Powstanie program Kopciuch Minus?

fot. Krzysztof Kalinowski/LoveKraków.pl

Na sumę 200 mln złotych opiewają dwie poprawki do budżetu Województwa Małopolskiego na 2020 rok. Jedną indywidualną w wysokości 100 mln zł złożył przewodniczący klubu Koalicji Obywatelskiej Jacek Krupa, druga o identycznej treści została złożona przez klub.

Jacek Krupa, były marszałek Małopolski chciałby, aby w nadchodzącym roku władze województwa stworzyły specjalny program „Kopciuch Minus”. Miałby on polegać na wymianie pozaklasowych pieców węglowych na piece gazowe lub węglowe spełniające normy dyrektywy Parlamentu Europejskiego.

Według pomysłodawcy w przyszłym roku za 100 mln złotych udałoby się wymienić 25 tysięcy palenisk.
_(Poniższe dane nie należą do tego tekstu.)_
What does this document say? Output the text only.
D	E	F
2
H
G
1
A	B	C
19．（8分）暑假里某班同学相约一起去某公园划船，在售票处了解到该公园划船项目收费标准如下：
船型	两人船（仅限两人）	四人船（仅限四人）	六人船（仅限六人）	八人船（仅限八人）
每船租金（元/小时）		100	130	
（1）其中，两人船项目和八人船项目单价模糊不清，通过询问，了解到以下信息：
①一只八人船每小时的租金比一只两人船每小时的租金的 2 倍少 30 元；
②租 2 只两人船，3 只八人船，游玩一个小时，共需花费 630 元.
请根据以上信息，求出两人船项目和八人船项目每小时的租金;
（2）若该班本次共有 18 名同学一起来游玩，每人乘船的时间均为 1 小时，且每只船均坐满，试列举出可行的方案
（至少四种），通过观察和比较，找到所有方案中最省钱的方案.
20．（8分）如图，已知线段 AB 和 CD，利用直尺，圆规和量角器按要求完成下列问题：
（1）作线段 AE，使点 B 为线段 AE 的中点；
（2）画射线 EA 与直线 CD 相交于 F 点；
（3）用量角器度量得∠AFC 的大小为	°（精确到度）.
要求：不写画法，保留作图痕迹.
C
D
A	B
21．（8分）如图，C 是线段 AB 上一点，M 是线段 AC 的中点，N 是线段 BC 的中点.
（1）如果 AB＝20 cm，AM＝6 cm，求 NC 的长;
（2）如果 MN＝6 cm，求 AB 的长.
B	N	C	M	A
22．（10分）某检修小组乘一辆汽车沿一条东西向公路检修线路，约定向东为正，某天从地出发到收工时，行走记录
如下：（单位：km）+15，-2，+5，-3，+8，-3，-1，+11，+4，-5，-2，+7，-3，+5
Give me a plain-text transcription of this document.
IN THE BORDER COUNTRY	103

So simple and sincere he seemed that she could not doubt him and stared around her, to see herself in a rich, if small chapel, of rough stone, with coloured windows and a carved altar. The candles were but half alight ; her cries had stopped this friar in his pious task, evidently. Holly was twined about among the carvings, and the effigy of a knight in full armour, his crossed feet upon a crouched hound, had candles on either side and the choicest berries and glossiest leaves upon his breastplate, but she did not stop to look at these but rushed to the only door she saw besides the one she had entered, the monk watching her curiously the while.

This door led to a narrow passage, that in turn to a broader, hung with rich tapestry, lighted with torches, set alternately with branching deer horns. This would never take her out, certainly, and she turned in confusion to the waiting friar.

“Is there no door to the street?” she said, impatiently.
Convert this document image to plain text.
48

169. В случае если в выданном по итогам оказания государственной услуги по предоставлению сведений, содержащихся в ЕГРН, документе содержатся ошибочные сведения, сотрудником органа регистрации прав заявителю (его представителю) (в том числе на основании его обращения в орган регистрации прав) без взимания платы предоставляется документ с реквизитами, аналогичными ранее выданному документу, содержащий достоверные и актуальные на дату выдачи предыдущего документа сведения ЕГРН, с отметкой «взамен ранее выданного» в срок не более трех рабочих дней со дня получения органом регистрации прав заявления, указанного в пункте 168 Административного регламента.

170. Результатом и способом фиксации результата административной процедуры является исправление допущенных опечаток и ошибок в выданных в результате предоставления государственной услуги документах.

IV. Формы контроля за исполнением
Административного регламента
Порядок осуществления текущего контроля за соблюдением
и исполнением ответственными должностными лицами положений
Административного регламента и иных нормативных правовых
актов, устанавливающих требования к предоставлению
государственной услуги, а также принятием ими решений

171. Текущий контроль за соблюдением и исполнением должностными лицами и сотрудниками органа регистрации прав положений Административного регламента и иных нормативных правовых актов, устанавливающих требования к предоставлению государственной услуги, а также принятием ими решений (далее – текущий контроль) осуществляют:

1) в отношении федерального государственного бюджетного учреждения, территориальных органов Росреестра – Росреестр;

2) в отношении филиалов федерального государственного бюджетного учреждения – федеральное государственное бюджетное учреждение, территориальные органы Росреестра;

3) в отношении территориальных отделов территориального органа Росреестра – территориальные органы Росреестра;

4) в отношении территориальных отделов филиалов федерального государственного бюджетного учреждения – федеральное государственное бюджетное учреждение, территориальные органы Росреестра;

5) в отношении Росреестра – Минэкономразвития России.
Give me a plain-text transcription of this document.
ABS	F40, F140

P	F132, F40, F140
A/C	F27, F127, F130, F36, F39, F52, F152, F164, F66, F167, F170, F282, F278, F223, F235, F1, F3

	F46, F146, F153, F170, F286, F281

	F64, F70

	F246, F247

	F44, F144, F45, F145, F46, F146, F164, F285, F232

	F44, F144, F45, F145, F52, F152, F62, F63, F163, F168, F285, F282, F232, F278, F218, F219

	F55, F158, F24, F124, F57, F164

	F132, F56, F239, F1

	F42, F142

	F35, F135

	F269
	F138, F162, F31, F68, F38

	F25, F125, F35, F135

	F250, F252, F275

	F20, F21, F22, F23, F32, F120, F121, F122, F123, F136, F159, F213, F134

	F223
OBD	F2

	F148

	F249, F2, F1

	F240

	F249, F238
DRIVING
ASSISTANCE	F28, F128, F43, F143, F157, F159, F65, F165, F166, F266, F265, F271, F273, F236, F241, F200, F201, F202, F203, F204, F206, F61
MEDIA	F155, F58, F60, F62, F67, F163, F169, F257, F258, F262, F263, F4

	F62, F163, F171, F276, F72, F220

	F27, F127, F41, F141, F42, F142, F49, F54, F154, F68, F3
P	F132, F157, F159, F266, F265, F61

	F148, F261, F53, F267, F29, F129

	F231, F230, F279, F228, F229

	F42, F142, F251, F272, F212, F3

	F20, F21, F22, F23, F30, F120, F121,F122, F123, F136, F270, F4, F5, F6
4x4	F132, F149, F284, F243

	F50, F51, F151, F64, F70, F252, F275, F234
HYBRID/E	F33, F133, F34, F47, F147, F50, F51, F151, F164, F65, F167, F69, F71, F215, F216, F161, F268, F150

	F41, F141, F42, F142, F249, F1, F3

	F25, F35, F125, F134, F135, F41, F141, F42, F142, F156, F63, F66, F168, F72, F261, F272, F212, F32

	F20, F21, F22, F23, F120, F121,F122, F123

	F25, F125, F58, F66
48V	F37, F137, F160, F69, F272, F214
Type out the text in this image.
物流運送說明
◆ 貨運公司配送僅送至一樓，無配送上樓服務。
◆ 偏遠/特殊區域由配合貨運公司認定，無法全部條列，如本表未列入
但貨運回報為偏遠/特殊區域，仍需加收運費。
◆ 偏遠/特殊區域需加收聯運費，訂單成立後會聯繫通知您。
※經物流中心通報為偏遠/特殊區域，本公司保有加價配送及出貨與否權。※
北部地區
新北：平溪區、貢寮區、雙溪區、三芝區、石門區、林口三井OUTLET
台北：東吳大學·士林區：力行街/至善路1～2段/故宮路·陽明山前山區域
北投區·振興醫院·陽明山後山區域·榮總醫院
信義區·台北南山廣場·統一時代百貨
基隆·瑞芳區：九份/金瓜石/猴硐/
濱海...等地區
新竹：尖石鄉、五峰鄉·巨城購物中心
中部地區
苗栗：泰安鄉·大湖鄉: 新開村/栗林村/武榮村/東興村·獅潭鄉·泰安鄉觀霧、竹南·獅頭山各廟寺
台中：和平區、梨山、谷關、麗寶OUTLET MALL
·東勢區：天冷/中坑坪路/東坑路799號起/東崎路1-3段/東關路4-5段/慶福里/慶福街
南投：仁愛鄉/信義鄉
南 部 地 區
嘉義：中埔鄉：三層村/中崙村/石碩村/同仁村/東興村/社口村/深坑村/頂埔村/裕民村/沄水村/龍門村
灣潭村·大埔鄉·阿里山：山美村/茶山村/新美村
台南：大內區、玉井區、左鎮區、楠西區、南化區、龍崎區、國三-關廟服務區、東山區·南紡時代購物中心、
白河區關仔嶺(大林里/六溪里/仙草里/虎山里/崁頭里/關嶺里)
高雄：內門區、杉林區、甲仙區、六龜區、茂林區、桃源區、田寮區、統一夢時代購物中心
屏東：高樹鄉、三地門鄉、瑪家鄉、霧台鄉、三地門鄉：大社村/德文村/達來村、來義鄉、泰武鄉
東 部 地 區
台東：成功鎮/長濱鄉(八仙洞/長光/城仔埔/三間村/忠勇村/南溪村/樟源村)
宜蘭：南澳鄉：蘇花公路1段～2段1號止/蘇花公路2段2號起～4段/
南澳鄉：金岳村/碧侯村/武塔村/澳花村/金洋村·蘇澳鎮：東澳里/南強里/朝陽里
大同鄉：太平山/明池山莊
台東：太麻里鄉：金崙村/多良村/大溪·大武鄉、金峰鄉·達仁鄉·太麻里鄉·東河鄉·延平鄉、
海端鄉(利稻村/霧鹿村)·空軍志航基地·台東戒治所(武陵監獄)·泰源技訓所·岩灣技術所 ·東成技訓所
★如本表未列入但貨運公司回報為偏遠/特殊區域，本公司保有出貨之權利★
Właściciel domu, który zdecydowałby się na zakup nowego pieca musiałby dołożyć 20 procent wartości inwestycji, 40 procent miałyby dołożyć władze gminy, a kolejne 40 procent poszłoby z budżetu województwa Małopolskiego.

Wójt Michałowic: Pomysł jest bez sensu

Antoni Rumian, szef podkrakowskiej Gminy Michałowice mówi, że „pomysł jest bez sensu”. – Ciekawe, skąd chcą zebrać pieniądze na taki program? Województwo ma taki sam problem ze spięciem budżetu, jak wszystkie inne gminy czy powiaty – mówi w rozmowie z LoveKraków.pl.

– Każdy pomysł można rzucić w obieg medialny, o każdej kwocie można powiedzieć, nawet zaproponować sto miliardów złotych, tylko nic później z tego nie wynika. W kwestii wymiany pieców potrzebna jest partnerska współpraca rządu i samorządu – dodaje Rumian.

Skawina: Pieniądze nie dla wszystkich, a dla najbiedniejszych

Tomasz Ożóg, zastępca burmistrza Skawiny: – Każde środki finansowe, które zwiększają pulę dla gmin, to pozytywny sygnał, ale mam zastrzeżenia do założeń.

Samorządowiec podkreśla, że ogólne programy dotacyjne zaczynają być przeszłością. – Trzeba myśleć o programach, które są dedykowane konkretnym grupom. Z naszych skawińskich doświadczeń wynika, że mamy część mieszkańców, którzy z wymianom pieca są w stanie sobie poradzić, tylko potrzebują zachęty – mówi Tomasz Ożóg.

Przedstawiciel skawińskiego ratusza sugeruje, że jeśli ktoś chce na poważnie myśleć o skuteczności programu, to powinien zmodyfikować go pod kątem rządowego programu „Stop Smog”. – Ten program skierowany jest do osób najuboższych, ale oprócz 70 procent dotacji rządowej, trzeba mieć 30 procent wkładu własnego. Sugeruję, żeby ewentualne pieniądze z województwa były wykorzystane jako wkład własny gminy – twierdzi.

Nie udało nam się uzyskać komentarza Jacka Krupy. W środę nie odbierał telefonu.